Assassinato em série
Derek Walcott é um dos grandes poetas vivos da língua inglesa. Um senhor com uma leve barriguinha, de beleza discreta, tem a fala mansa e as palavras ferinas.
A disciplina do escritor ele julga que adquiriu graças ao cigarro. "Levantava todo dia porque pensava: vou fumar. Daí eu escrevia enquanto fumava. Quando deixou o vício, há menos de um ano -substituindo-o por outro, "assassinato em série", especialmente de jornalistas-, Walcott continuou escrevendo.
As cinzas da obra
Seu trabalho, porém, "deteriorou-se consideravelmente". Tanto, que Walcott diz que divide sua obra em duas fases, do fumante e do não-fumante, "a.F. e d.F., como antes e depois de Cristo". Como o trabalho da segunda fase é "ridículo", ele aconselha quem for a uma livraria a perguntar: "esse livro é a.F. ou d.F.?", e só comprar os primeiros.

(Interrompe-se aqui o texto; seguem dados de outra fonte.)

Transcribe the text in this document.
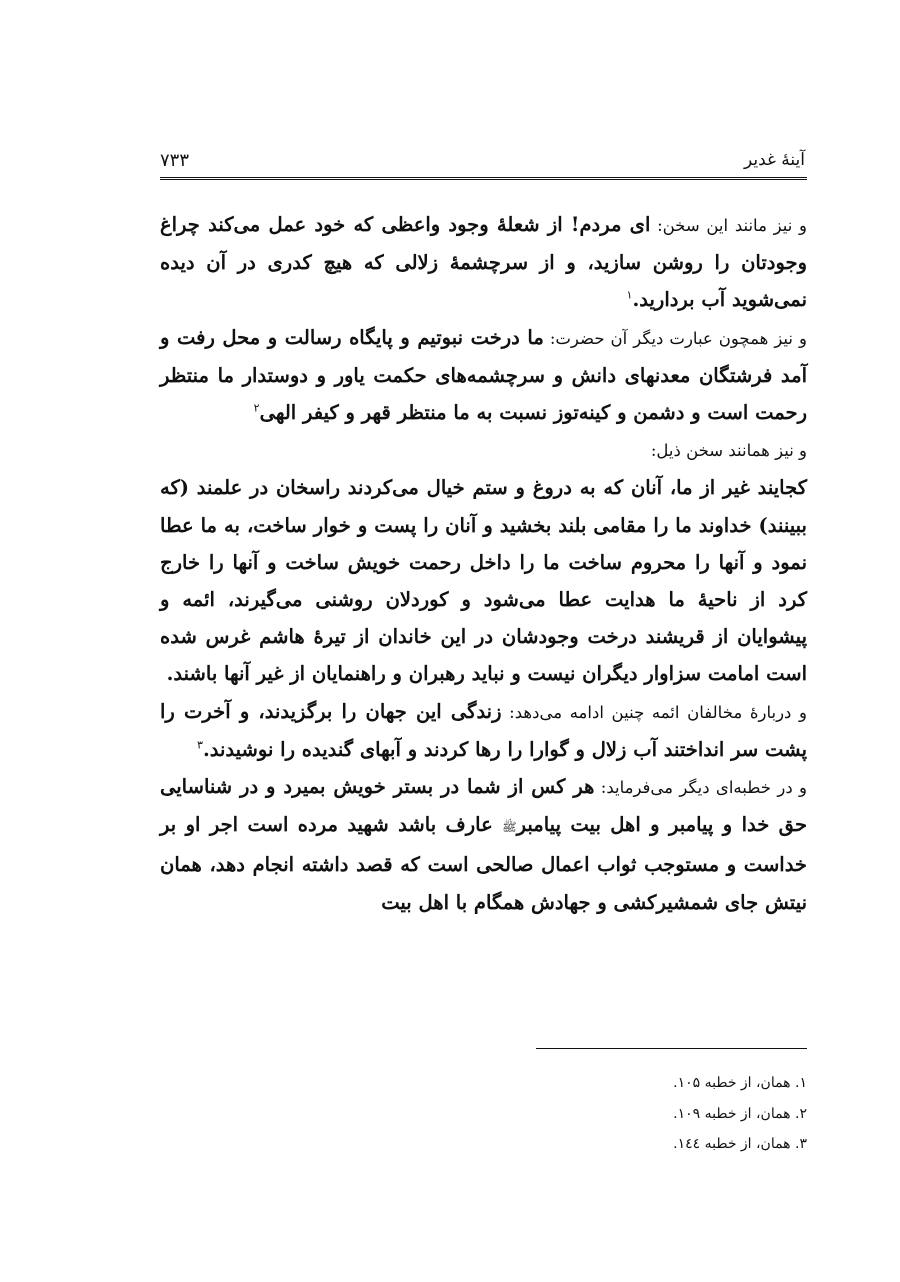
آینهٔ غدیر
۷۳۳

و نیز مانند این سخن: ای مردم! از شعلهٔ وجود واعظی که خود عمل می‌کند چراغ وجودتان را روشن سازید، و از سرچشمهٔ زلالی که هیچ کدری در آن دیده نمی‌شوید آب بردارید.$^۱$

و نیز همچون عبارت دیگر آن حضرت: ما درخت نبوتیم و پایگاه رسالت و محل رفت و آمد فرشتگان معدنهای دانش و سرچشمه‌های حکمت یاور و دوستدار ما منتظر رحمت است و دشمن و کینه‌توز نسبت به ما منتظر قهر و کیفر الهی$^۲$

و نیز همانند سخن ذیل:

کجایند غیر از ما، آنان که به دروغ و ستم خیال می‌کردند راسخان در علمند (که ببینند) خداوند ما را مقامی بلند بخشید و آنان را پست و خوار ساخت، به ما عطا نمود و آنها را محروم ساخت ما را داخل رحمت خویش ساخت و آنها را خارج کرد از ناحیهٔ ما هدایت عطا می‌شود و کوردلان روشنی می‌گیرند، ائمه و پیشوایان از قریشند درخت وجودشان در این خاندان از تیرهٔ هاشم غرس شده است امامت سزاوار دیگران نیست و نباید رهبران و راهنمایان از غیر آنها باشند.

و دربارهٔ مخالفان ائمه چنین ادامه می‌دهد: زندگی این جهان را برگزیدند، و آخرت را پشت سر انداختند آب زلال و گوارا را رها کردند و آبهای گندیده را نوشیدند.$^۳$

و در خطبه‌ای دیگر می‌فرماید: هر کس از شما در بستر خویش بمیرد و در شناسایی حق خدا و پیامبر و اهل بیت پیامبرﷺ عارف باشد شهید مرده است اجر او بر خداست و مستوجب ثواب اعمال صالحی است که قصد داشته انجام دهد، همان نیتش جای شمشیرکشی و جهادش همگام با اهل بیت

۱. همان، از خطبه ۱۰۵.
۲. همان، از خطبه ۱۰۹.
۳. همان، از خطبه ۱٤٤.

Walcott está rindo, um riso de desafio e deboche, de quem acha graça de si próprio. Preso dentro de um carro, cercado por um motorista, uma acompanhante e uma jornalista, ele está resignado a "fazer papel de escritor", coisa que detesta.
Santa Lucia
Vai dar a entrevista marcada, mas em seus termos: divertindo-se em dizer qualquer coisa que julgue poder chocar. Depois, quieto, espera por alguma reação do interlocutor. Mas o silêncio parece incômodo para esse mestre da língua, que enche o ar com mais palavras. "Tenho sorte de viver numa ilha, para onde posso sempre voltar", diz, confortável com a rotina da vida em Santa Lucia -escrever, nadar e ir para casa faminto.
Descuido de simpatia
A ilha, no arquipélago das Antilhas, é sua casa, seu tema de muitas poesias e sua saudade.